Margrit nahm ihr behutsam den Narzissenkranz vom Kopf und fuhr ihr durchs Haar. Immer wieder. Endlich sagte sie: «Das wird sich alles geben. Zunächst regierst du das Haus durch mich. Du wirst mein Auge sein, mein Ohr, mein Mund und meine Hände. Und mit der Zeit wirst du die Verantwortung allein tragen können.»

Anna rührte sich nicht. Aus der Hand der Schwägerin, die jetzt auf ihrem Kopf ruhte, strömte eine Kraft, die sie tröstete und mit Zuversicht erfüllte.
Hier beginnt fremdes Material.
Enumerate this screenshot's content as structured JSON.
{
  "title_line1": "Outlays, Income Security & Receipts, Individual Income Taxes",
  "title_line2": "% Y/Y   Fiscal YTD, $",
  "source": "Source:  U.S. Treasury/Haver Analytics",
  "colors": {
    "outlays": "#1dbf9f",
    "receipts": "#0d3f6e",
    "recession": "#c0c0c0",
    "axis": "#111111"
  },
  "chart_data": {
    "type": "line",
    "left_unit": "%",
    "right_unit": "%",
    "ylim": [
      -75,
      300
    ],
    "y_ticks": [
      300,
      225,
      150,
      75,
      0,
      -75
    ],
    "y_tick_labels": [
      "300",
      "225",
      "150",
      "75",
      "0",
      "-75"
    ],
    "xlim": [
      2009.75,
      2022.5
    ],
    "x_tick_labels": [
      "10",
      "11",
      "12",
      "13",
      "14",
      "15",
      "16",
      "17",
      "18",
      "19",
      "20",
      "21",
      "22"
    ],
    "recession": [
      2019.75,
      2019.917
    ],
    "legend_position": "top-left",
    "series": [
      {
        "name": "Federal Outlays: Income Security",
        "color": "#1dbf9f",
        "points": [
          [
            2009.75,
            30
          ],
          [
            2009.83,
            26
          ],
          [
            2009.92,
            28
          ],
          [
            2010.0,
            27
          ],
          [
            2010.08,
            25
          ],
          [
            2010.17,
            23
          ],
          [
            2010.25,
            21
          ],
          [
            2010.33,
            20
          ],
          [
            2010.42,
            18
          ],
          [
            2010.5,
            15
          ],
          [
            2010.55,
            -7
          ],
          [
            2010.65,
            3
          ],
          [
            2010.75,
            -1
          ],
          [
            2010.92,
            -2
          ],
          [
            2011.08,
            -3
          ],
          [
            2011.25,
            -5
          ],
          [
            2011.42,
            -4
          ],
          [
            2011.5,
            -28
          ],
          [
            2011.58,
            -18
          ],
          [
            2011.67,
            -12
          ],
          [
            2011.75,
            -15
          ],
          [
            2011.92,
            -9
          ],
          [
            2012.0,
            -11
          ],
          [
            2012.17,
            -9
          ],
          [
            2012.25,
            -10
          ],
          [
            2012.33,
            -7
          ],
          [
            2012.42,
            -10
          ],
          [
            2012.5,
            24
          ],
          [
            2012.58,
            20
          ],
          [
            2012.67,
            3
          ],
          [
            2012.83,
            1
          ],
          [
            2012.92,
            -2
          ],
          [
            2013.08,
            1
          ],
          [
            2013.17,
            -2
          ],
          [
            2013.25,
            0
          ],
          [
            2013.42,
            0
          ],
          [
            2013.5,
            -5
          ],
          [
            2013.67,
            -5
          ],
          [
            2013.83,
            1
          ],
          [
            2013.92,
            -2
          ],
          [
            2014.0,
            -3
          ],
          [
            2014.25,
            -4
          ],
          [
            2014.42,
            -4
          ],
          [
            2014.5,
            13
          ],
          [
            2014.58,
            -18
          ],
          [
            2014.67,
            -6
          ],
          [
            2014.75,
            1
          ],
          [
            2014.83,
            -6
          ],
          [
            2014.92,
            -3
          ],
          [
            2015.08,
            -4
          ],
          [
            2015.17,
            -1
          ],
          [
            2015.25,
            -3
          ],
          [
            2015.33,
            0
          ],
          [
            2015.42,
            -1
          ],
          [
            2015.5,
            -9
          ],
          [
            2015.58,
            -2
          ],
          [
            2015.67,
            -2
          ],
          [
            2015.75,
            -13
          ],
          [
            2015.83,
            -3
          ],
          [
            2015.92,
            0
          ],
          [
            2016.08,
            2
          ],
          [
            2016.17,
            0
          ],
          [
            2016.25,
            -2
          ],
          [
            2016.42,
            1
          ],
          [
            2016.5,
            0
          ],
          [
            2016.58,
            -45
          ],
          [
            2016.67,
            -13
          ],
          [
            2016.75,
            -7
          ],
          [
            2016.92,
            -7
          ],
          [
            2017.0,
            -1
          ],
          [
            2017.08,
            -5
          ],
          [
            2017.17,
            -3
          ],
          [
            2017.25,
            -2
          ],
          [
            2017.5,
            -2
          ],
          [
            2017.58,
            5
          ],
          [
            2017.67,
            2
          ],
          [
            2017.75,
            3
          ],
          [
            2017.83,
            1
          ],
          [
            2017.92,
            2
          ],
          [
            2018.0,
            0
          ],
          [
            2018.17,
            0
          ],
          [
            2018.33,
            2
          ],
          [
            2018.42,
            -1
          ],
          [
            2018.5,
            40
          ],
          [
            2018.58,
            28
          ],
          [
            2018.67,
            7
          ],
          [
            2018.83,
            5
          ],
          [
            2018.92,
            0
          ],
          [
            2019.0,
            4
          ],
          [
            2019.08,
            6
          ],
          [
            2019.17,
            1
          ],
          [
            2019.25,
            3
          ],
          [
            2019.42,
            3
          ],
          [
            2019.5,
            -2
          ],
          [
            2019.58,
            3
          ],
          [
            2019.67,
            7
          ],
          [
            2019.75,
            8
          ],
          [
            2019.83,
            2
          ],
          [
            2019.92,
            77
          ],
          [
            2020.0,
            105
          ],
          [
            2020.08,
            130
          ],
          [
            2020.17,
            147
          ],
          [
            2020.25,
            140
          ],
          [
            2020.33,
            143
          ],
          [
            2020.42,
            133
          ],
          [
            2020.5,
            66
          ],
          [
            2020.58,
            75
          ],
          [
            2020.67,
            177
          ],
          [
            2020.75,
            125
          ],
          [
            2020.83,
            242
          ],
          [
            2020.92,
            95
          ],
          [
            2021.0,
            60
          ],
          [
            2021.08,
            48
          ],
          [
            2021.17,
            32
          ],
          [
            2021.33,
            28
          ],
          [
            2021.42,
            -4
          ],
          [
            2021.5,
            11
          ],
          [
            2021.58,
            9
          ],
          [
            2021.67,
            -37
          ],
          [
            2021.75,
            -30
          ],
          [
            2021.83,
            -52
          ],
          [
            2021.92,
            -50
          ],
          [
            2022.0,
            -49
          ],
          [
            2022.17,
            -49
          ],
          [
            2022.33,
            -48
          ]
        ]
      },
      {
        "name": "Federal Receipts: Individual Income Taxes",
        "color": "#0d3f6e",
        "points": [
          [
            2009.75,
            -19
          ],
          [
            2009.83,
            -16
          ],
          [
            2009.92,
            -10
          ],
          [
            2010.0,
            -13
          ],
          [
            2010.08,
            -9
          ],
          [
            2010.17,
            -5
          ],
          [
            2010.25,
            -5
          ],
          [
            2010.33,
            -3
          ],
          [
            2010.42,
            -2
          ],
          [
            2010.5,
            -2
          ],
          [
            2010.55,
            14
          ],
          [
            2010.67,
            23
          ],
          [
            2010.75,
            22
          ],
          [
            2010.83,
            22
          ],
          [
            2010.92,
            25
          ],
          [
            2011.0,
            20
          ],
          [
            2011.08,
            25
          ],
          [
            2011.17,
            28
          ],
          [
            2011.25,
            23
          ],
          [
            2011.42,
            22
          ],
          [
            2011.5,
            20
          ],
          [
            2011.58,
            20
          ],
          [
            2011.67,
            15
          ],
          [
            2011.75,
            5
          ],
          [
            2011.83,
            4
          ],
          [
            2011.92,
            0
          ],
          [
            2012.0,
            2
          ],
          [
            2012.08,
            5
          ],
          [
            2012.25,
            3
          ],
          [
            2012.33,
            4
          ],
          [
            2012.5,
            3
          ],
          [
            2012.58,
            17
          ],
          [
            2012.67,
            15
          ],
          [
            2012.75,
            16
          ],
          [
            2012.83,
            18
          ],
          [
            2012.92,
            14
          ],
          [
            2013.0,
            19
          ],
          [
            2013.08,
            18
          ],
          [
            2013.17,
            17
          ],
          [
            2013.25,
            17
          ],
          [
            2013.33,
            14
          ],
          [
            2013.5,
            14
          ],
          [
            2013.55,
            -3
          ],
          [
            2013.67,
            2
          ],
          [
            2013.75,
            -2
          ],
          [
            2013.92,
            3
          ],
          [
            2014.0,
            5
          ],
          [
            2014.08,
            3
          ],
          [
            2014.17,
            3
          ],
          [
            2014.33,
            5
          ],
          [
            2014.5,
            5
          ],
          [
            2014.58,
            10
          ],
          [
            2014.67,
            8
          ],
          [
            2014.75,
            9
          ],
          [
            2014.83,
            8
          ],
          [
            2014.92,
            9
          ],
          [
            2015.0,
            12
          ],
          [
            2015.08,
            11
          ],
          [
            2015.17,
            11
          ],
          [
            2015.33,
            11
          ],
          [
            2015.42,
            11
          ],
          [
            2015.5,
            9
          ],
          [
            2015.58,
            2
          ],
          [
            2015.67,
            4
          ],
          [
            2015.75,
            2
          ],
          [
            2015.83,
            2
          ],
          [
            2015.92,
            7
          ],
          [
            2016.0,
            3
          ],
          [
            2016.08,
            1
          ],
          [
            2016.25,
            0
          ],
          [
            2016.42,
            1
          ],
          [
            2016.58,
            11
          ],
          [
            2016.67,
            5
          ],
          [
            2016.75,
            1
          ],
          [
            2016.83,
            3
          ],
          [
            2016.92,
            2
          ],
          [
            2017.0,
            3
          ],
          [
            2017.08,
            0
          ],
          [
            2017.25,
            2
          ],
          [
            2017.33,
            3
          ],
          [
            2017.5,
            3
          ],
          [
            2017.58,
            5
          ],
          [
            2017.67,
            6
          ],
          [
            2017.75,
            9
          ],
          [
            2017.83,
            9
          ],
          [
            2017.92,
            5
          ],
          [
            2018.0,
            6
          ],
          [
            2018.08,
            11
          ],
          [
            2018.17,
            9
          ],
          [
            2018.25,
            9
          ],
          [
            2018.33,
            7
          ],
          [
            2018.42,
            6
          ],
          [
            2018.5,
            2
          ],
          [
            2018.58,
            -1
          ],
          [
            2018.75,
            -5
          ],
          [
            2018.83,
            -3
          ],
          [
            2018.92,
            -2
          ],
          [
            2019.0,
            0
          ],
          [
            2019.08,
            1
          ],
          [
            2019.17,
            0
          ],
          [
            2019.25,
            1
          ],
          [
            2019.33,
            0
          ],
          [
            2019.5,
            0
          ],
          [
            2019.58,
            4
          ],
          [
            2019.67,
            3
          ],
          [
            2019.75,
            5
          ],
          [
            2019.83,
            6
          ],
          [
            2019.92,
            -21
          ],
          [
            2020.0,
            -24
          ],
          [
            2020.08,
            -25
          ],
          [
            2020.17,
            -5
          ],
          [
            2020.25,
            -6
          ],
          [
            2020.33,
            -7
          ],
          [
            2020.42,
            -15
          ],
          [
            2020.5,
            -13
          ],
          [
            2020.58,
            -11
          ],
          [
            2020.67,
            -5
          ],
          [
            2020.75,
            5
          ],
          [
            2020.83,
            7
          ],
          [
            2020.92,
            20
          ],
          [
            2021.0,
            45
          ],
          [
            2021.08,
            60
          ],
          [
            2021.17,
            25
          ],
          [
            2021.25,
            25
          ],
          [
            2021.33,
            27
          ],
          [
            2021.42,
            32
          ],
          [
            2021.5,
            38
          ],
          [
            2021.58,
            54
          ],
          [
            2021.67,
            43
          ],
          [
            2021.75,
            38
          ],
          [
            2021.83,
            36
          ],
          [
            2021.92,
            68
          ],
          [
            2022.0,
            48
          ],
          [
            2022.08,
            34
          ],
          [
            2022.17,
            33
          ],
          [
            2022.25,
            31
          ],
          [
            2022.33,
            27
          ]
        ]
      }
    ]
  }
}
Sie wünschte, sie könnte auf Zeit und Ewigkeit hier bleiben, bei dieser Frau, in deren Gegenwart sie sich geborgen fühlte.

Durchs offene Fenster drang das Lachen der Gäste. «Sie feiern deine Hochzeit, Kind», sagte Margrit lächelnd, «meinst du nicht, du solltest langsam hinuntergehen und dich zeigen?» Sie küsste Anna auf die Stirn. «So Gott will, werden wir noch viele schöne Stunden zusammen erleben.»

Die Leute an den langen Tafeln, die bereits den ersten Hunger gestillt hatten, begrüssten Anna mit fröhlichen Zurufen. Sie setzte sich neben Ueli, zögernd, als stünde ihr der Ehrenplatz nicht zu. Der Grossbauer sass still und ernst da. Er hatte noch kaum etwas von den Speisen berührt, die man ihm aufgetragen hatte. Auch aus dem Zinnbecher, der bis zum Rand mit Wein gefüllt war, schien er nichts getrunken zu haben. Ab und zu nippte er an einem Glas Wasser.